Quinones (center) speaks on VCU's campus with Virginia Secretary of Health and Human Resources William A. Hazel, Jr. (left) and Len Nichols, director of the Center for Health Policy Research and Ethics at George Mason University. Quinones and Hazel answered questions from the audience following Quinones' lecture.

In documenting the rise of opioid addiction, Quinones found himself facing a question at the heart of the epidemic: What pain were we trying to treat?

“I think it had something to do with the fact that we have spent the last 35 years in this country destroying community,” Quinones said.
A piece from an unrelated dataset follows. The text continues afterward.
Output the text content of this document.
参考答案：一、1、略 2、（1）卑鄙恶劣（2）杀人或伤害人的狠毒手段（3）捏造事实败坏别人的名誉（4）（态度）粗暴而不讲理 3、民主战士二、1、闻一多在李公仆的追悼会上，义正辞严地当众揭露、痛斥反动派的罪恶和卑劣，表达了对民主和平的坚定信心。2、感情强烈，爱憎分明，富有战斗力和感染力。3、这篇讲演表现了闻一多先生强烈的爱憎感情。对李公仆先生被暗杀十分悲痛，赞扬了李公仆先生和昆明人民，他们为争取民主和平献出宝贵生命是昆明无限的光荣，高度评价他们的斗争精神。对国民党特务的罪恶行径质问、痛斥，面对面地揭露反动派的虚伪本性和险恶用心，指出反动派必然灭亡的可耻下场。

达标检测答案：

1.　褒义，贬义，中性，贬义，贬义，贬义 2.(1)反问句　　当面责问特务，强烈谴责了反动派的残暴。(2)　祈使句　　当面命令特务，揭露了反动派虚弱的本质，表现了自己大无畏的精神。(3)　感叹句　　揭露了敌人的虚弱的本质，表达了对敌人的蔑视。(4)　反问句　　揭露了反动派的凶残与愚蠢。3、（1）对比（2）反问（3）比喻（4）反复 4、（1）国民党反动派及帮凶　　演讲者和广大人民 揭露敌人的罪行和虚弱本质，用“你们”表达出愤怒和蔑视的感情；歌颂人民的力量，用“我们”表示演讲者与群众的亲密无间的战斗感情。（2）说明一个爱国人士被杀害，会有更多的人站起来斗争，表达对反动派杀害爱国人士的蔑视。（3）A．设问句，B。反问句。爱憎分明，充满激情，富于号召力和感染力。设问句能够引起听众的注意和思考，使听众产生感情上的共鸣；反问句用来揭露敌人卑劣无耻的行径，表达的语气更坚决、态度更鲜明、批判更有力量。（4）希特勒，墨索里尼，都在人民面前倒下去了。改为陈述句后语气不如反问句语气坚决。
“We mock and claw at the earnings of government that provide the public assets and infrastructure that we take for granted and provide community life possible,” he said. “And meanwhile we exalt the private sector. We admire wealthy businesspeople regardless of how they made their money or whether they do anything of value for our community, while we ridicule and criticize government as incompetent, inefficient, wasteful.”

Moreover, he said, Americans seemed to want to embrace easy answers to all of their problems.

“We believe old rules don’t apply to us because we’re Americans,” he said. “These were years back when we believed it was normal for several baseball players every year to hit more than 60 home runs. It happened twice in the entire history of the sport. We believed too that you could package enormous numbers of badly, badly performing home loans ... and all of the sudden that’s a magnificent place to park your money. And we believed that massive prescribing of opiate painkillers from coast to coast, to all manner of people for all manner of conditions, would not result in widespread drug addiction.”

Americans came to see themselves as entitled to a life without pain, and not just physical pain, he said. They wanted solutions to avoid emotional and psychological pain, as well.

“We wound up dangerously separate, dangerously isolated from each other – whether in poverty or in affluence,” he said. “We wound up, in other words, just like Portsmouth after Dreamland closed. Kids no longer play in the street. Parks are unused. Dreamland lies underneath a strip mall.”

Heroin, he said, is what happens when you demolish Dreamland.

And yet, he said, there is hope on the horizon. The opioid crisis is bringing communities together and may lead to positive changes in society.

“Across the country, what I’ve noticed is that heroin, it turns out, is fearsome enough, scary enough, to begin to bring us together,” he said. “[I’ve seen] counties where they’re forming task forces, beginning to work together in ways they never have before.

“I believe, in fact, that it may be one of the most important forces for change in America, for it pushes us to recognize our own isolation from each other as Americans.”